2.8    Op de website van het kantoor van verweerder zoals gebruikt tot 1 april 2015 stond vermeld op welke wijze cliënten een klacht konden indienen. Deze melding staat ook op de website zoals in gebruik sinds 1 april 2015. Op die laatste versie van de website is toegevoegd dat de klachtprocedure op verzoek wordt toegezonden.

2.9    In de klachtprocedure van het kantoor van verweerder is, zakelijk weergegeven en voor zover in deze zaak relevant, bepaald dat de ontvangst van een klacht binnen twee weken wordt bevestigd.

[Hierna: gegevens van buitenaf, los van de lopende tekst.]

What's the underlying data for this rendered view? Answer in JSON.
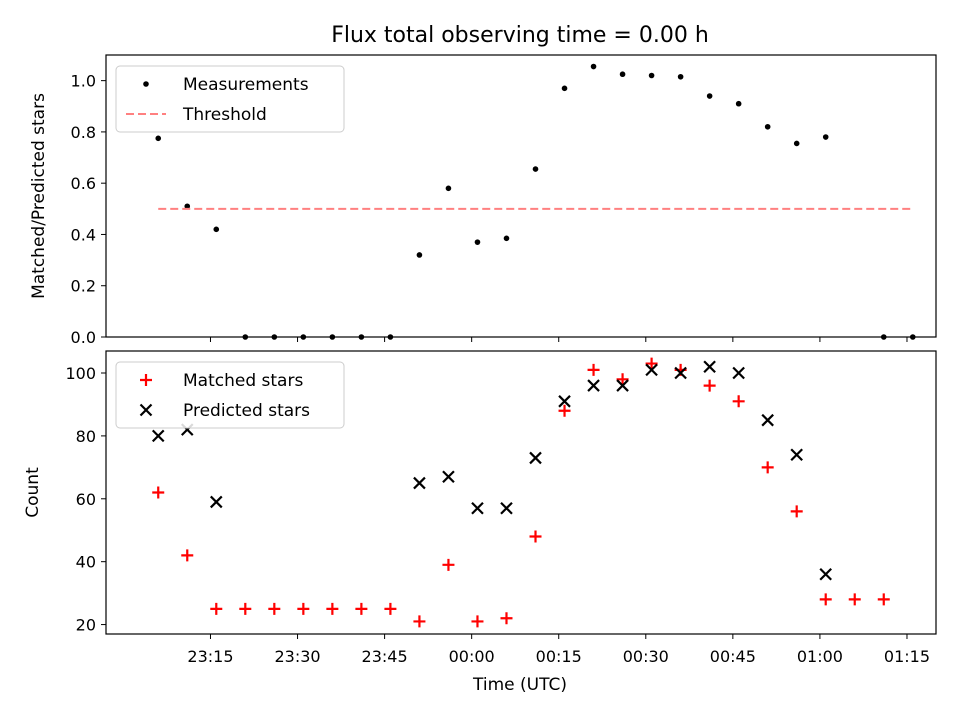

Verder is in de klachtprocedure bepaald dat in beginsel een gesprek plaatsvindt met de klager en dat de klachtbehandelaar beslist of de beklaagde bij het gesprek aanwezig zal zijn. Ook is in de klachtprocedure bepaald dat aan de klager wordt gevraagd “in welke richting de klager het ervaren probleem het liefst opgelost ziet”.

3    KLACHT EN VERZET

3.1    De klacht houdt in dat verweerder tuchtrechtelijk verwijtbaar heeft gehandeld als bedoeld in artikel 46 Advocatenwet. Klager verwijt verweerder, zakelijk weergegeven, het volgende:

a)    Verweerder heeft de klachtbrieven van klager niet behoorlijk beantwoord.

b)    Verweerder heeft de op zijn kantoor geldende klachtprocedure niet behoorlijk nageleefd.

c)    Verweerder heeft de interne klachtprocedure van zijn kantoor niet op eerste verzoek van klager toegezonden.

d)    Verweerder geeft in de klachtprocedure bij de deken en de raad een “misleidende presentatie van de stukken”

3.2    Klager heeft voor het verzet geen gronden aangevoerd. Hij heeft zich beperkt tot de stelling dat hij zich met de beslissing van de voorzitter niet kan verenigen.

4    VERWEER

4.1    Verweerder heeft zich tegen de klacht en het verzet verweerd, op welk verweer de raad hierna waar nodig zal ingaan.

5    BEOORDELING

5.1    De raad is van oordeel dat de voorzitter bij haar beoordeling de juiste maatstaf heeft toegepast en voorts acht heeft geslagen op alle relevante omstandigheden van het geval. Nu klager geen gronden voor het verzet heeft aangevoerd, kan dat verzet niet slagen. De voorzitter heeft de klacht naar het oordeel van de raad terecht en op juiste gronden kennelijk ongegrond bevonden.

5.2    Nu het verzet van klager tegen de beslissing van de voorzitter ook overigens geen nieuwe gezichtspunten oplevert is er geen plaats voor verder onderzoek naar de klacht en moet het verzet ongegrond worden verklaard.

BESLISSING

De raad van discipline:

-    verklaart het verzet ongegrond.

Aldus beslist door mr. G.A.F.M. Wouters voorzitter, mrs. M.F. Laning en P. Rijpstra, leden, bijgestaan door mr. M.M.C. van der Sanden als griffier en uitgesproken ter openbare zitting van 13 november 2017.

Griffier    Voorzitter

Deze beslissing is in afschrift op 13 november 2017 verzonden.